Kudos to Spence Abraham for not ducking this one, not suggesting re-regulation, and saying (in bureauspeak), "You're goddamn right the ratepayer will have to pay for this, Bob. Who the hell else would you suggest?" Well Bob had an answer for that:
SCHIEFFER: Excuse me for asking, but, I mean, aren't the companies going to have to bear some of this cost?
Now, either Bob's doing his faux-populist schtick for the very slim demographic that tunes him in (folks for whom the lines on the IQ and age graph are getting ready to meet), or else Bob really is dumb enough to believe that the power companies have $50 bil in some big bankroll somewhere that they could take out and use to build a Reeeeeal Naaaaahce 'Lectric Grid for the country, but they'll probably take it to the political strip club and stick it all down the g-string of Tom Delay instead. (And if Schieffer thinks that he hasn't learned a f*cking thing in all his years as a journalist, so I'll have to assume he's playing it up for the fixed-income crowd.)

Spence Abraham seems like a nice man who works hard and calls home if he can't kiss his kids goodnight. You know what I mean?

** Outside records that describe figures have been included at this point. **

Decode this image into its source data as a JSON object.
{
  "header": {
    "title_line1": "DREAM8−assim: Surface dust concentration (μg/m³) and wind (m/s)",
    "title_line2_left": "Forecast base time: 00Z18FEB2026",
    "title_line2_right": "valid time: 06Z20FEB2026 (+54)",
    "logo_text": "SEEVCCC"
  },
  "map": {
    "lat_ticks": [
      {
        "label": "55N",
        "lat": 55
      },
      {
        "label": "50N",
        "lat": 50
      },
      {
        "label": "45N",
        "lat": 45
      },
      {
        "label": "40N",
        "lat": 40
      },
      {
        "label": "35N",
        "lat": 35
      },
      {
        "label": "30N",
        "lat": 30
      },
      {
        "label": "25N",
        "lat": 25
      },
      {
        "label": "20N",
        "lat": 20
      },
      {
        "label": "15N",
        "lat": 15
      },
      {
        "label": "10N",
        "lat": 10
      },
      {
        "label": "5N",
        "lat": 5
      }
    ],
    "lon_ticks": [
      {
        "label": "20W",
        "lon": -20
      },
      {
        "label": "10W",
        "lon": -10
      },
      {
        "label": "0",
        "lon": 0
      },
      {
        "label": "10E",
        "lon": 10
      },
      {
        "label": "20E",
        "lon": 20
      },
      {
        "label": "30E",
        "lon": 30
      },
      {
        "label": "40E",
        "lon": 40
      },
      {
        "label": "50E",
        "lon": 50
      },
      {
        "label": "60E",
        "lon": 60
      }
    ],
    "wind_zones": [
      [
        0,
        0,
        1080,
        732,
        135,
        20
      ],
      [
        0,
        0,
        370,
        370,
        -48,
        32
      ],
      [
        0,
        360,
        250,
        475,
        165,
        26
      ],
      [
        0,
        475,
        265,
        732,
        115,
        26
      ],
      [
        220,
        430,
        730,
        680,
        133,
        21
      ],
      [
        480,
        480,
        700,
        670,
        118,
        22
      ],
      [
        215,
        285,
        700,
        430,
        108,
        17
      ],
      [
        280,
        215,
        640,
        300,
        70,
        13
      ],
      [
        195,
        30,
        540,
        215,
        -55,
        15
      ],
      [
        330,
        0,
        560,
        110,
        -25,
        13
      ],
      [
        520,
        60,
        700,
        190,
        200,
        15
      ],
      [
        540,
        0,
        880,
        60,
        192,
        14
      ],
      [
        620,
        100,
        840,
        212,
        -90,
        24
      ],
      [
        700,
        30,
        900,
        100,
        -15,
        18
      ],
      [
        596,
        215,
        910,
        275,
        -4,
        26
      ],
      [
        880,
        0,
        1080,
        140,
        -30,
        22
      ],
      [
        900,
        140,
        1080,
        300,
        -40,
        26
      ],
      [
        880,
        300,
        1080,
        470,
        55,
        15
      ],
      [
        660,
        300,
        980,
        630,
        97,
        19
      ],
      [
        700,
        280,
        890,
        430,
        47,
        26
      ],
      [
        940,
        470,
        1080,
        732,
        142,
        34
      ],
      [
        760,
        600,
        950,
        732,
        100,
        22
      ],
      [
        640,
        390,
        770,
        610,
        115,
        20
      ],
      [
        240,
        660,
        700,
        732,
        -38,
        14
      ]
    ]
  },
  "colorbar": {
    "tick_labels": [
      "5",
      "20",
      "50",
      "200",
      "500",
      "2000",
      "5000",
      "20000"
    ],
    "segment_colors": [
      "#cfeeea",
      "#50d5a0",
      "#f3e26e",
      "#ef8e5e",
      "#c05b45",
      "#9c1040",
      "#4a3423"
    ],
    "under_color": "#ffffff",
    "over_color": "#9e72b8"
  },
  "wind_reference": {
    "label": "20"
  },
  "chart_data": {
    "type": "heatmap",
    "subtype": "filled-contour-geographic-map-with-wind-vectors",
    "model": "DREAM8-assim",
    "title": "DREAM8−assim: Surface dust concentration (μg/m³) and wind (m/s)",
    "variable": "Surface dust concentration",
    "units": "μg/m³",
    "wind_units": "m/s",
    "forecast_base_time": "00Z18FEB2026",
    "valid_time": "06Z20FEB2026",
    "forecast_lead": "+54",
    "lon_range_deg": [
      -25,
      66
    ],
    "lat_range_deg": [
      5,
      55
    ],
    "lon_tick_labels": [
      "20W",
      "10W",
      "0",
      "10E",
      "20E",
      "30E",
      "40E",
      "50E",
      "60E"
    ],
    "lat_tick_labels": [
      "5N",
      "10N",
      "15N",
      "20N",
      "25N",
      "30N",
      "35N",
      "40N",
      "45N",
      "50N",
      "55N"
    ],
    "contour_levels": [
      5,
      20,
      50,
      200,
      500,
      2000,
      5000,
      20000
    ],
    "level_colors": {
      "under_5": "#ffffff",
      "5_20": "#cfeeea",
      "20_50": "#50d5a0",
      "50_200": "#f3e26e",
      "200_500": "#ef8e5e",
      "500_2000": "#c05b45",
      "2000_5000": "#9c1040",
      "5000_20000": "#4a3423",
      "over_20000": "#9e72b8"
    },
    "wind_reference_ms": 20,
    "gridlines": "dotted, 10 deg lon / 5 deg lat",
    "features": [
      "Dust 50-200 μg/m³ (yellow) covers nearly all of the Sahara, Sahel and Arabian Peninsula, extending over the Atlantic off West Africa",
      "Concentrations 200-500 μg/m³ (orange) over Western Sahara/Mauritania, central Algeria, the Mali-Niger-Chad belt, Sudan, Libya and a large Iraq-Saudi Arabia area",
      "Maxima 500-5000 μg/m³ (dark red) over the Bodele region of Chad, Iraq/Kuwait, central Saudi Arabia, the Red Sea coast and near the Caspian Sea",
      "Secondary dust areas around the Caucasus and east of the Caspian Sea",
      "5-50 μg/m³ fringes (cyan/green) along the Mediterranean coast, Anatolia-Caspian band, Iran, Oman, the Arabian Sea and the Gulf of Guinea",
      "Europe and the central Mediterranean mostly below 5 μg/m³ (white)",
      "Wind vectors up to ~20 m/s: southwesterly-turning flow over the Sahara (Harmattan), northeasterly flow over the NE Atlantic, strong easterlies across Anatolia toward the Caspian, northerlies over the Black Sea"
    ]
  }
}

And here he is sitting there on CBS, in front of god and everybody, telling Americans that, if they want better electric service, they may have to pay more money. In essence, he's been sent naked into the lion cage to announce that the porterhouse wagon broke down outside Dubuque, but (not to worry) Spence is here to keep them company until the ratatouille is served. And here, opposite, is Bob Schieffer, snow white coiff shaking in disbelief: "You mean to say, Mr. Secretary, that if Americans want to drive around in a BMWs instead of a Yugos, those conniving thieves at Big Auto will expect them to pay more? And the government intends to just stand by and let this happen?"